Secrets in the Dark
- Author: Frederick Buechner
- Language: English
- Publisher: HarperCollins
- Publication date: 2006
- Followed by: The Yellow Leaves

= Secrets in the Dark =

Collection of sermons and lectures authored by Frederick Buechner

Secrets in the Dark: A Life in Sermons is a collection of sermons and lectures authored by Frederick Buechner. Published in 2006 by HarperCollins, Secrets in the Dark is Buechner's fifteenth non-fiction work.

== Composition ==
In his introduction to the work, Buechner refers to Secrets in the Dark as a 'culling' from his previous sermon anthologies: The Magnificent Defeat (1966), The Hungering Dark (1968), A Room Called Remember (1984), The Clown in the Belfry (1992), and The Longing for Home (1996). In addition to several sermons first published in these anthologies, Secrets in the Dark also contains a number of original works.
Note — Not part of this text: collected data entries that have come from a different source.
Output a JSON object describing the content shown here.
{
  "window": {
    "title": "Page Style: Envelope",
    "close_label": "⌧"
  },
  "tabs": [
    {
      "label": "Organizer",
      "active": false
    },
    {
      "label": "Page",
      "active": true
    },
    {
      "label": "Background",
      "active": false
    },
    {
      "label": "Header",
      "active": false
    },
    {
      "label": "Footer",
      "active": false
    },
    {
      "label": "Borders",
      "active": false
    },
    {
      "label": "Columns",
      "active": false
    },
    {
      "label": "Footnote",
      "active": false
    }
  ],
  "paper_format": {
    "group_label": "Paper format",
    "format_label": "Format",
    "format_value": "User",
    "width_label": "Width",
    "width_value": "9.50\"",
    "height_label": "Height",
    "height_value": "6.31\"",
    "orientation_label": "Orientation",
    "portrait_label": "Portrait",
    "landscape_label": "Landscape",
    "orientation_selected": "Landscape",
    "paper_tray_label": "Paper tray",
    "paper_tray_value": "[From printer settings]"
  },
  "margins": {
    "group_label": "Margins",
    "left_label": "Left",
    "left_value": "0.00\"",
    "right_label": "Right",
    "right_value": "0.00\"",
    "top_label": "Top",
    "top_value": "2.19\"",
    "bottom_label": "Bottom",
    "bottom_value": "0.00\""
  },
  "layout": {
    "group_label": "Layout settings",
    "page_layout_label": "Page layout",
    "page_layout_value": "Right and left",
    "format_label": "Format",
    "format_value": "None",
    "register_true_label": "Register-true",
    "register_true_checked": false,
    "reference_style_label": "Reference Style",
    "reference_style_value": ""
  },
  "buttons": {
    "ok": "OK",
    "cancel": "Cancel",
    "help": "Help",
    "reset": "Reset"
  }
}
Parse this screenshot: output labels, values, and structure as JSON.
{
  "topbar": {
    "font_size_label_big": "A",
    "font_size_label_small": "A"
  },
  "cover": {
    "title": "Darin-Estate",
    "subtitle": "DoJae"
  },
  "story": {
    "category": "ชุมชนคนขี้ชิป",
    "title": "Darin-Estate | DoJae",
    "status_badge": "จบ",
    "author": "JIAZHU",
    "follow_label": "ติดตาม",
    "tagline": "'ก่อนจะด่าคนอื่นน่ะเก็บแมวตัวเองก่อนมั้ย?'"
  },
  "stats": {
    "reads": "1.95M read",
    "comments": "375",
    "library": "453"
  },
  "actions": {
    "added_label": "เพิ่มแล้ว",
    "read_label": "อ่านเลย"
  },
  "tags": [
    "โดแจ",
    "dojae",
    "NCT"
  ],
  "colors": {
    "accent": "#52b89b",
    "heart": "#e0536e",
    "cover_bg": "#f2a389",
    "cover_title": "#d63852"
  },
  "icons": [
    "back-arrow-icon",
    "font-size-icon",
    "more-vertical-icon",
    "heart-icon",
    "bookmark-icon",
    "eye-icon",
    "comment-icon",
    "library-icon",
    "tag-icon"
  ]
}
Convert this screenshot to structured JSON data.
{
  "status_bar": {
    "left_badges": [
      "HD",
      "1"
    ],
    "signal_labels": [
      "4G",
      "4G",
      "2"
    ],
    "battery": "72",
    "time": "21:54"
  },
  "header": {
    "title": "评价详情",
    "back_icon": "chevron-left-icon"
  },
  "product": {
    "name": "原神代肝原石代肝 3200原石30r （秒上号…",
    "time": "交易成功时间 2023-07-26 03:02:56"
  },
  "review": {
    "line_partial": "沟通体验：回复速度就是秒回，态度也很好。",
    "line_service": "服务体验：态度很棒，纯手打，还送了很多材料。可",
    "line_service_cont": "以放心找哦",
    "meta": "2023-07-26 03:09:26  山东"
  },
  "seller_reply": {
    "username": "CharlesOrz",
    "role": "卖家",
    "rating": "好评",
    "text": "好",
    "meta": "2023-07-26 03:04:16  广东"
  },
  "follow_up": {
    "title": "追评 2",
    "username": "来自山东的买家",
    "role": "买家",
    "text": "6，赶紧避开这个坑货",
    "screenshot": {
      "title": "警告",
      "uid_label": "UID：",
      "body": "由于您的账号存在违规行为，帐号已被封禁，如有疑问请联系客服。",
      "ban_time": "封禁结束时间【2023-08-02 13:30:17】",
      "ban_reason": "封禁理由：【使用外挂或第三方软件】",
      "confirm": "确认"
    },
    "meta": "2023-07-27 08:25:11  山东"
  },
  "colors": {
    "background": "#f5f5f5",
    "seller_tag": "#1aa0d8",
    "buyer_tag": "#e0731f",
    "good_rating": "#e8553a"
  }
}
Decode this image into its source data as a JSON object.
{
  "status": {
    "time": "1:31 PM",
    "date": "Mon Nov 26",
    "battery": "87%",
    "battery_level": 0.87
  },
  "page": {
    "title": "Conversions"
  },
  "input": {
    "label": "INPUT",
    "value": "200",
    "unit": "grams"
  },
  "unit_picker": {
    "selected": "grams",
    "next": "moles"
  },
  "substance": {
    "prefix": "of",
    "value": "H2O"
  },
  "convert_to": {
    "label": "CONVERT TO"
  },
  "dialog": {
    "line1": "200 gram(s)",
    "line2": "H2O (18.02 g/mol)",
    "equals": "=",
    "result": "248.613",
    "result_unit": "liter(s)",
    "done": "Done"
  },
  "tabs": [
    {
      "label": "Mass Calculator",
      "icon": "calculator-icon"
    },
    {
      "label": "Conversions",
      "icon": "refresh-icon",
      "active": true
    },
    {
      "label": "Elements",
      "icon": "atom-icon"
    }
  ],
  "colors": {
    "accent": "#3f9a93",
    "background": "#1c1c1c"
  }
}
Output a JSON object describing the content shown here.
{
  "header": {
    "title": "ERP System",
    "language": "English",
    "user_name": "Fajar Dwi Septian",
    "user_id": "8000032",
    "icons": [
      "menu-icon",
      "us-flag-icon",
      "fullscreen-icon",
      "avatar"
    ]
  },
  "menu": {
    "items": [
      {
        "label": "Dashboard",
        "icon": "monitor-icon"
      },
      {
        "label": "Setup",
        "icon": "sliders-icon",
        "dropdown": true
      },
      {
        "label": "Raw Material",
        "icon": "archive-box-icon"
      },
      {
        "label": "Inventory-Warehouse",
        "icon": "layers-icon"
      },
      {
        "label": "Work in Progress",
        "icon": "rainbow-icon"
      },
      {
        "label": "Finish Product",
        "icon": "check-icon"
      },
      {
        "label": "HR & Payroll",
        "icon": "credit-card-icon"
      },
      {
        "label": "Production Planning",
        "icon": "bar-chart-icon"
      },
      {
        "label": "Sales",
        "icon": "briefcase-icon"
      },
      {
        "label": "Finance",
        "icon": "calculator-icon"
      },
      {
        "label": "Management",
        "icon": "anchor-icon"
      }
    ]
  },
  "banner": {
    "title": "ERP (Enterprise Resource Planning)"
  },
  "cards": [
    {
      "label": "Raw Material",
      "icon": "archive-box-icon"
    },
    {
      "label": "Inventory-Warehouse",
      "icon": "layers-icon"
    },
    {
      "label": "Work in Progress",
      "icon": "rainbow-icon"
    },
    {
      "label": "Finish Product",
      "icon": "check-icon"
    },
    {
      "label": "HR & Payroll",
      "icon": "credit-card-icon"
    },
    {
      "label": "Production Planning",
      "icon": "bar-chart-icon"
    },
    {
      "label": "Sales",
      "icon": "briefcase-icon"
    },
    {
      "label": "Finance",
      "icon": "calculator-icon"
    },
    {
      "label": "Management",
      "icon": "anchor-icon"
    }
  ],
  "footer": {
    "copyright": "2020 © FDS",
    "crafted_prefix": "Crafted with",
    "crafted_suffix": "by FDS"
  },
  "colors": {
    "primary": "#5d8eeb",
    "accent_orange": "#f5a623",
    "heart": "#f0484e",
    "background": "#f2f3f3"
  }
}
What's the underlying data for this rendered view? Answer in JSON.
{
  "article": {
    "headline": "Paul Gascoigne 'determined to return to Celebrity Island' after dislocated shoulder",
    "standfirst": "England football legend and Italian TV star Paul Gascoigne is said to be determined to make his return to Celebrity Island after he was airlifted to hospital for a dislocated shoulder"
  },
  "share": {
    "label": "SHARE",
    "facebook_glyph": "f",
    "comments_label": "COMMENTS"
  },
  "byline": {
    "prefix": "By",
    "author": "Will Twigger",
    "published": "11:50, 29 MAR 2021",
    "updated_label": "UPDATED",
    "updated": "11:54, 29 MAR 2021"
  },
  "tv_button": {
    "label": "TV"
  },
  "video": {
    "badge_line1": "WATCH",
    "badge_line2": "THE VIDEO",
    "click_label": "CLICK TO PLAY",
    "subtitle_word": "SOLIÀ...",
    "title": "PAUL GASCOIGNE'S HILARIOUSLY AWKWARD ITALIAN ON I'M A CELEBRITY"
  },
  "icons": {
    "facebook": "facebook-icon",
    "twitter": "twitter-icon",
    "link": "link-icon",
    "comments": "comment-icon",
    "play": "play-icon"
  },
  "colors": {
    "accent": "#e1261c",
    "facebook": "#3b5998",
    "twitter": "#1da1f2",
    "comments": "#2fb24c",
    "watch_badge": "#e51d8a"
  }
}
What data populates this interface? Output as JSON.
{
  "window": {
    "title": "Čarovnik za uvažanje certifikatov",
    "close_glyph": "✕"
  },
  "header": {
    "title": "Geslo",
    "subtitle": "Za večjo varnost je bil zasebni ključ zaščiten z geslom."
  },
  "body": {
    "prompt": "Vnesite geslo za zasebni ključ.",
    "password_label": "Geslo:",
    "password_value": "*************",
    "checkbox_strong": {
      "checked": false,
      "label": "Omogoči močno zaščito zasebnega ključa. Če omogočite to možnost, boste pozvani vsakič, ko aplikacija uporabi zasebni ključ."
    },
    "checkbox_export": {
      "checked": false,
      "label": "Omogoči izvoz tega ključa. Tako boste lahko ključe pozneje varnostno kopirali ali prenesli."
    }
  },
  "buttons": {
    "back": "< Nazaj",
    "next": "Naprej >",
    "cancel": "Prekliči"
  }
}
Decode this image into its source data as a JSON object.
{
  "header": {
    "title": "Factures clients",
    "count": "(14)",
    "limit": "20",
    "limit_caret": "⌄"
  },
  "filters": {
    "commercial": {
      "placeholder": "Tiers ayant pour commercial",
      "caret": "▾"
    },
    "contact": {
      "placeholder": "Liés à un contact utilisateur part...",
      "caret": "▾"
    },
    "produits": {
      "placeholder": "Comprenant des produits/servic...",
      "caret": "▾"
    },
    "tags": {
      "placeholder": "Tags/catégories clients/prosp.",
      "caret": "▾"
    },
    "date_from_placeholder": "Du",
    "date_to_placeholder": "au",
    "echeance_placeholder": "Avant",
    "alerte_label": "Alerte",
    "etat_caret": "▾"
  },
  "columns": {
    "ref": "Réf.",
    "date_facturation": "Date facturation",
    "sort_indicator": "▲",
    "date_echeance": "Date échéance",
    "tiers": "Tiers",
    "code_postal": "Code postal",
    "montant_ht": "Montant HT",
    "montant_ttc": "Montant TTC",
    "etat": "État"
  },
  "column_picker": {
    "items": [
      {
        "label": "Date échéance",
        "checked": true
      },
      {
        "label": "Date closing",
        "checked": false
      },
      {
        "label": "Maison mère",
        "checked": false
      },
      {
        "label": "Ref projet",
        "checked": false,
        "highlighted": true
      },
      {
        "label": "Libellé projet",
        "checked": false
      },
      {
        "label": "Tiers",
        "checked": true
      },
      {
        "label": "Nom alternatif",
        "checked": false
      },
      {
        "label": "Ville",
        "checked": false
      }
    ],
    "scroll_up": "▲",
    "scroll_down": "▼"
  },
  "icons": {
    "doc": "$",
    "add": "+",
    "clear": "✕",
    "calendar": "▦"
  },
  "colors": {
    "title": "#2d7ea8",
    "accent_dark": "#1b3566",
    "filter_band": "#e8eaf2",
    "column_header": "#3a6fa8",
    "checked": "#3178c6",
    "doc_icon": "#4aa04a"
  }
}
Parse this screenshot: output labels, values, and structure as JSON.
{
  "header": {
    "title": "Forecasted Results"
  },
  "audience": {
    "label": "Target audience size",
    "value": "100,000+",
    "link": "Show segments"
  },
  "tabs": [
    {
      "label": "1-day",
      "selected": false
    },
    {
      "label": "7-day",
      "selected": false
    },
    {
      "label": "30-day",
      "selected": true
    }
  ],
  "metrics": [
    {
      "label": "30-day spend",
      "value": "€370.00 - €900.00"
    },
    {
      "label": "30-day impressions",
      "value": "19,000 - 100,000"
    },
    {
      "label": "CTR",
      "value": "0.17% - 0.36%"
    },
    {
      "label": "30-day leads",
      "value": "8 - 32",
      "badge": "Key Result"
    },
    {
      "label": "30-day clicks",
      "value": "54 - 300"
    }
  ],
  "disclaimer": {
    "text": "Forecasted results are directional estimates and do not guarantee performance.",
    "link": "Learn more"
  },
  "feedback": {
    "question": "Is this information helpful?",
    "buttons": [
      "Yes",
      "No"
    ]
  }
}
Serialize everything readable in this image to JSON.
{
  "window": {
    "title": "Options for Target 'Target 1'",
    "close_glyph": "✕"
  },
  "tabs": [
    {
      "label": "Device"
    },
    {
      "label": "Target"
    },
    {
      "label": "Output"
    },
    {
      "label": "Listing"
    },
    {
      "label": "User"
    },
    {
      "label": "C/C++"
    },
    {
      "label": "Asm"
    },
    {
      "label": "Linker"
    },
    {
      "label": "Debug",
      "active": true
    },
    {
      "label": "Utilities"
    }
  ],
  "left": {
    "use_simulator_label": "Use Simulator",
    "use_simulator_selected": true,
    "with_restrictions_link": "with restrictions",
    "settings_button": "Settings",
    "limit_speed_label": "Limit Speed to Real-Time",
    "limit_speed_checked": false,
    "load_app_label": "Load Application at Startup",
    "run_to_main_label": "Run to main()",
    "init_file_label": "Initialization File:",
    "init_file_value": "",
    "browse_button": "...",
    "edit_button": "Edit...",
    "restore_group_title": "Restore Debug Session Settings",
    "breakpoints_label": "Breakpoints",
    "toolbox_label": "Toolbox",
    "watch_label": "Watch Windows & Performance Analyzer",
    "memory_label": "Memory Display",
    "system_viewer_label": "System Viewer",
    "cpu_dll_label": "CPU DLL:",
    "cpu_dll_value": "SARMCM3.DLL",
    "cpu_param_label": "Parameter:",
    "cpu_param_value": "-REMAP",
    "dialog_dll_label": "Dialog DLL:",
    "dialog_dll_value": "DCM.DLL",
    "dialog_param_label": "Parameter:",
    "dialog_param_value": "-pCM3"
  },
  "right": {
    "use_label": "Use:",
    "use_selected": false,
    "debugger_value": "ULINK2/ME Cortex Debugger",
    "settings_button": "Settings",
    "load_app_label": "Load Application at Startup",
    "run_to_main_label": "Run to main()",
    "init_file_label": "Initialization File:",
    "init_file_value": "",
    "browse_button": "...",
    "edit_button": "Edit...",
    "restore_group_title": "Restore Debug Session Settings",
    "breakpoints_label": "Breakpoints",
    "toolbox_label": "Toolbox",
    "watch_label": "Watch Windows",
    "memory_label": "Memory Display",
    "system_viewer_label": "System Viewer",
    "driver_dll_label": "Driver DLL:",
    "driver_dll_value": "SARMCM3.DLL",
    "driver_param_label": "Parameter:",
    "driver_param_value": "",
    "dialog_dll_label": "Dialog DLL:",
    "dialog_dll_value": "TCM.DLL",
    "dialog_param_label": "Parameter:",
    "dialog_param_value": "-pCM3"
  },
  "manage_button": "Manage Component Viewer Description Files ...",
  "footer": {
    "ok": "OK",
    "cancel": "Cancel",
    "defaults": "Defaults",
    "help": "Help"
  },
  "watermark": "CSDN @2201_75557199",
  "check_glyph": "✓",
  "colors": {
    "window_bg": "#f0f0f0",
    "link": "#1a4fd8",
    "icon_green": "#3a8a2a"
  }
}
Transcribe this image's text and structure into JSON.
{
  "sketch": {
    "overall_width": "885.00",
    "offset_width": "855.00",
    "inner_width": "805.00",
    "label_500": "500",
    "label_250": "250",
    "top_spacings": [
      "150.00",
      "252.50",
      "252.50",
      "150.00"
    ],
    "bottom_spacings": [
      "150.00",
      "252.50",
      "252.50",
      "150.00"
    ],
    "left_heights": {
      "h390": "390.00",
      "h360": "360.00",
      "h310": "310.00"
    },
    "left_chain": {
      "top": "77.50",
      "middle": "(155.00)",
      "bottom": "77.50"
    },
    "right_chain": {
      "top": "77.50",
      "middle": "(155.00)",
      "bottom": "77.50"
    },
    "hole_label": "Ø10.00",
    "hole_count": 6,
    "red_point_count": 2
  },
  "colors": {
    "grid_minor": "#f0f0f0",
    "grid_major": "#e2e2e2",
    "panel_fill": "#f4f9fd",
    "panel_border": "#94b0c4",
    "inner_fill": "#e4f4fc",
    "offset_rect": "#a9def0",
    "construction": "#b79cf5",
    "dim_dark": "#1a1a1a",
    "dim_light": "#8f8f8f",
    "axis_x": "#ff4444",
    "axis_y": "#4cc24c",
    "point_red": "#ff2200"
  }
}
The collections features sermons preached while the author was chaplain at the Phillips Exeter Academy in 1959, alongside addresses given at a variety of venues, including the National Cathedral in Washington DC, Westminster Abbey, Princeton University Chapel, Mercersburg Academy, and the New York Public Library.

== Themes ==
Buechner scholar Jeffrey Munroe suggests that many of the sermons featured in Secrets in the Dark are apologetic in nature: 'This is how Buechner does apologetics', he writes, 'not drawing on reason or proof but experience.' The critic further remarks that Buechner's apologetic style in Secrets in the Dark acknowledges what is 'preposterous and unbelievable' in the Biblical narrative, while also insisting that it 'has to be true'.

Dale Brown locates the source for Buechner's preoccupations in Secrets in the Dark in Karl Barth's question, "Is It True?". Brown suggests that the author 'thinks about Barth's question with every sermon' featured in the anthology. This space for doubt is further noted by Munroe, who argues that, in Secrets in the Dark, 'Buechner anticipates doubt and recognises it as a normal part of faith'. Munroe also finds the significance of personal experience to be a central theme within the collection, writing that the author 'drawns on his experience and invites us through his words into deep and powerful mysteries'. Brown roots Buechner's concern with personal experience in Secrets in the Dark in the work of theologians such as James Muilenberg and Paul Tillich; the critic writes that the 'airing of secrets', which he argues is promissory to the anthology, is presented as a means of access to 'hope and healing'.